Why do people so often ignore blatant warning signs, either metaphorical ones or real ones?
Consider, for example, the Dexter Underpass:
“The bridge over Dexter-Pinckney Road was designed in 1890 by Frederick Blackburn Pelham, the first African American to graduate from the University of Michigan in engineering. But it might never have been built if Warner’s cow hadn’t calved on Sunday morning, March 20, 1887.
When Warner didn’t show up for church, his parents, Dennis and Martha Warner, became concerned. That afternoon they walked from their house in the village toward Charles’s farm, which he had taken over from them years before. As they began to cross the tracks, the Michigan Central’s Limited Express roared around the curve at forty-five miles per hour.

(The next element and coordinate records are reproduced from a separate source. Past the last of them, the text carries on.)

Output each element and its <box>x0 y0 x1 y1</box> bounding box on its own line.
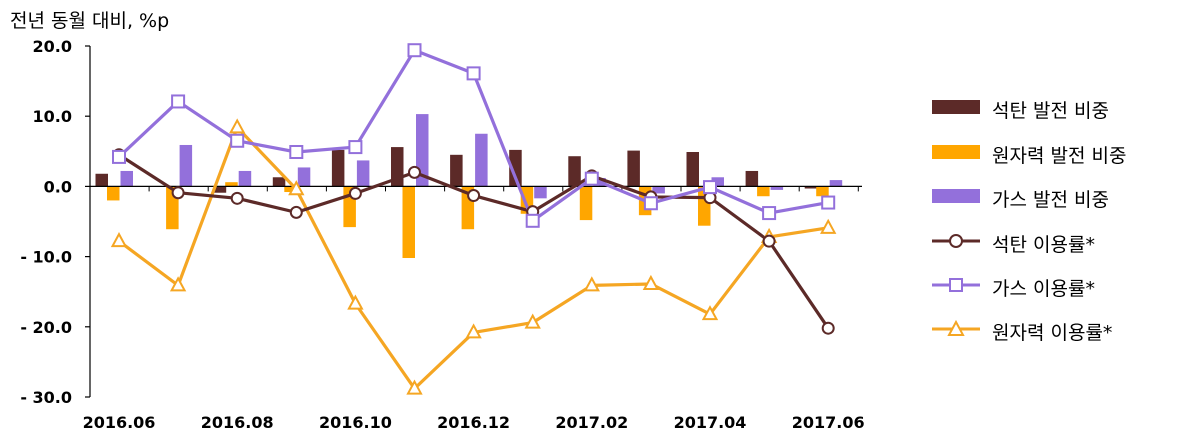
y-tick-label: 20.0 <box>33 37 72 56</box>
bar-gas-share <box>356 160 370 187</box>
bar-coal-share <box>686 152 699 187</box>
bar-gas-share <box>770 186 784 190</box>
y-tick-label: - 10.0 <box>20 248 72 267</box>
point-gas-utilization <box>584 171 599 186</box>
x-tick-label: 2016.10 <box>319 413 392 432</box>
x-tick-label: 2016.06 <box>83 413 156 432</box>
point-coal-utilization <box>230 191 244 205</box>
y-tick-label: 10.0 <box>33 107 72 126</box>
point-gas-utilization <box>762 206 777 221</box>
bar-gas-share <box>238 170 252 187</box>
bar-coal-share <box>745 170 759 187</box>
y-axis-unit-label: 전년 동월 대비, %p <box>10 10 170 32</box>
bar-coal-share <box>213 186 227 193</box>
point-gas-utilization <box>407 43 422 58</box>
point-coal-utilization <box>348 186 362 200</box>
point-nuclear-utilization <box>642 274 660 290</box>
point-gas-utilization <box>230 133 245 148</box>
bar-nuclear-share <box>284 186 297 193</box>
legend-label-coal-share: 석탄 발전 비중 <box>992 100 1109 122</box>
point-nuclear-utilization <box>347 294 364 310</box>
x-tick-label: 2017.06 <box>792 413 865 432</box>
bar-nuclear-share <box>107 186 120 201</box>
bar-nuclear-share <box>816 186 829 197</box>
legend-label-coal-utilization: 석탄 이용률* <box>992 234 1095 256</box>
legend-item-coal-share: 석탄 발전 비중 <box>930 94 1190 122</box>
point-nuclear-utilization <box>288 180 305 196</box>
legend-label-gas-utilization: 가스 이용률* <box>992 278 1095 300</box>
bar-coal-share <box>450 154 463 187</box>
legend-item-gas-share: 가스 발전 비중 <box>930 183 1190 211</box>
legend-swatch-coal-share <box>932 100 980 114</box>
bar-coal-share <box>272 177 286 187</box>
point-nuclear-utilization <box>465 323 482 339</box>
point-nuclear-utilization <box>229 118 246 134</box>
point-gas-utilization <box>171 94 186 109</box>
bar-gas-share <box>829 180 843 187</box>
point-nuclear-utilization <box>820 218 837 234</box>
legend-swatch-gas-share <box>932 189 980 203</box>
y-tick-label: - 20.0 <box>20 318 72 337</box>
bar-coal-share <box>568 156 581 187</box>
point-nuclear-utilization <box>583 276 600 292</box>
point-coal-utilization <box>408 165 421 179</box>
bar-coal-share <box>804 186 818 189</box>
point-coal-utilization <box>762 234 776 248</box>
bar-nuclear-share <box>579 186 593 221</box>
point-nuclear-utilization <box>169 276 187 292</box>
bar-coal-share <box>627 150 640 187</box>
bar-gas-share <box>120 170 133 187</box>
point-gas-utilization <box>525 213 540 228</box>
bar-coal-share <box>331 149 345 187</box>
point-nuclear-utilization <box>701 305 719 321</box>
point-coal-utilization <box>467 189 481 203</box>
bar-gas-share <box>297 167 311 187</box>
x-tick-label: 2017.04 <box>674 413 747 432</box>
point-nuclear-utilization <box>110 232 128 248</box>
point-nuclear-utilization <box>406 379 423 395</box>
point-nuclear-utilization <box>524 313 541 329</box>
bar-nuclear-share <box>225 182 238 187</box>
bar-coal-share <box>509 149 522 187</box>
point-coal-utilization <box>171 186 185 200</box>
legend-label-gas-share: 가스 발전 비중 <box>992 189 1109 211</box>
bar-gas-share <box>652 186 665 194</box>
legend-item-coal-utilization: 석탄 이용률* <box>930 228 1190 256</box>
legend-label-nuclear-utilization: 원자력 이용률* <box>992 322 1113 344</box>
point-gas-utilization <box>289 145 304 160</box>
point-gas-utilization <box>703 180 717 195</box>
point-gas-utilization <box>112 149 126 164</box>
bar-gas-share <box>534 186 547 199</box>
x-tick-label: 2017.02 <box>555 413 628 432</box>
point-coal-utilization <box>289 205 303 219</box>
x-tick-label: 2016.08 <box>201 413 274 432</box>
x-tick-label: 2016.12 <box>437 413 510 432</box>
legend-swatch-nuclear-share <box>932 145 980 159</box>
point-gas-utilization <box>348 140 363 155</box>
bar-gas-share <box>179 144 193 187</box>
point-gas-utilization <box>466 66 481 81</box>
point-gas-utilization <box>821 195 836 210</box>
line-nuclear-utilization <box>118 125 829 391</box>
bar-coal-share <box>95 173 108 187</box>
bar-nuclear-share <box>402 186 415 259</box>
y-tick-label: 0.0 <box>44 177 72 196</box>
legend-item-gas-utilization: 가스 이용률* <box>930 272 1190 300</box>
bar-gas-share <box>475 133 488 187</box>
legend-swatch-coal-utilization <box>932 234 980 248</box>
bar-nuclear-share <box>757 186 770 197</box>
y-tick-label: - 30.0 <box>20 388 72 407</box>
legend-label-nuclear-share: 원자력 발전 비중 <box>992 145 1127 167</box>
point-gas-utilization <box>643 196 658 211</box>
bar-gas-share <box>711 177 724 187</box>
point-coal-utilization <box>821 321 835 335</box>
legend-item-nuclear-share: 원자력 발전 비중 <box>930 139 1190 167</box>
legend-swatch-nuclear-utilization <box>932 319 980 336</box>
legend-item-nuclear-utilization: 원자력 이용률* <box>930 316 1190 344</box>
legend-swatch-gas-utilization <box>932 278 980 292</box>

Dennis Warner made it across, but his wife did not. “Mrs. Warner evidently became slightly confused, hesitated an instant, and just as she stepped from the track was struck by the pilot of the locomotive, throwing her head against the cylinder, crushing her skull and killing her instantly,” reported the Dexter Leader […]
The accident cast a “pall of gloom over the entire community,” reported the Leader. After the funeral, held at the Congregational church on Fifth Street, townsfolk began petitioning the railroad to build a bridge at the crossing. At the time the Michigan Central was making improvements all along the line, and the railroad assigned Pelham, a young civil engineer whose specialty was bridge building, to design new bridges over the road and over Mill Creek. Both elegant stone structures are still there, the latter behind the fire station at the end of Warrior Park.
[…]The Dexter underpass was the most unusual of the twenty bridges that Pelham designed in Michigan because of its skew arch, a design used when bridges are not perpendicular to crossings. Before putting in the stone arch, the workers dug under the rail bed and put in a temporary wooden frame…Stone bridges were the best available at the time for durability, strength, and easy maintenance, but only wealthier railroads could afford them.”
As you drive toward the bridge from either side, about a mile out you see a sign warning you that there is a low bridge ahead. Then, half a mile out you see another sign warning you about the low bridge ahead. Then, as you approach the bridge…well, here is the picture I took from my minivan earlier this evening:
That’s right, there’s a third warning sign, and the height of the bridge is prominently displayed on the underpass as well. Nevertheless, driving home from a church event last Saturday, we came upon this:
That’s a semi truck wedged under the bridge, with an enormous tow truck backing up to it. The fire department was out there, too; my youngest daughter wanted to know why the firemen couldn’t spray soapy water on it or spread peanut butter around it like you do when you get gum stuck in your long hair.
Lest you think this is a one-off occurrence, here are pictures of a few other recent similar events at the Dexter Underpass:
“I’m offended you’d even suggest that I might want to take another route around that low bridge! Low bridges are a constraint on my freedom! I shall plow right through, mind over matter! I just gotta be free to be me and do what I do, and I’m a high-overpass kind of a person!”
It never ends well; man-(or woman)-versus-reality contests usually don’t.
He who has ears to hear, let him hear.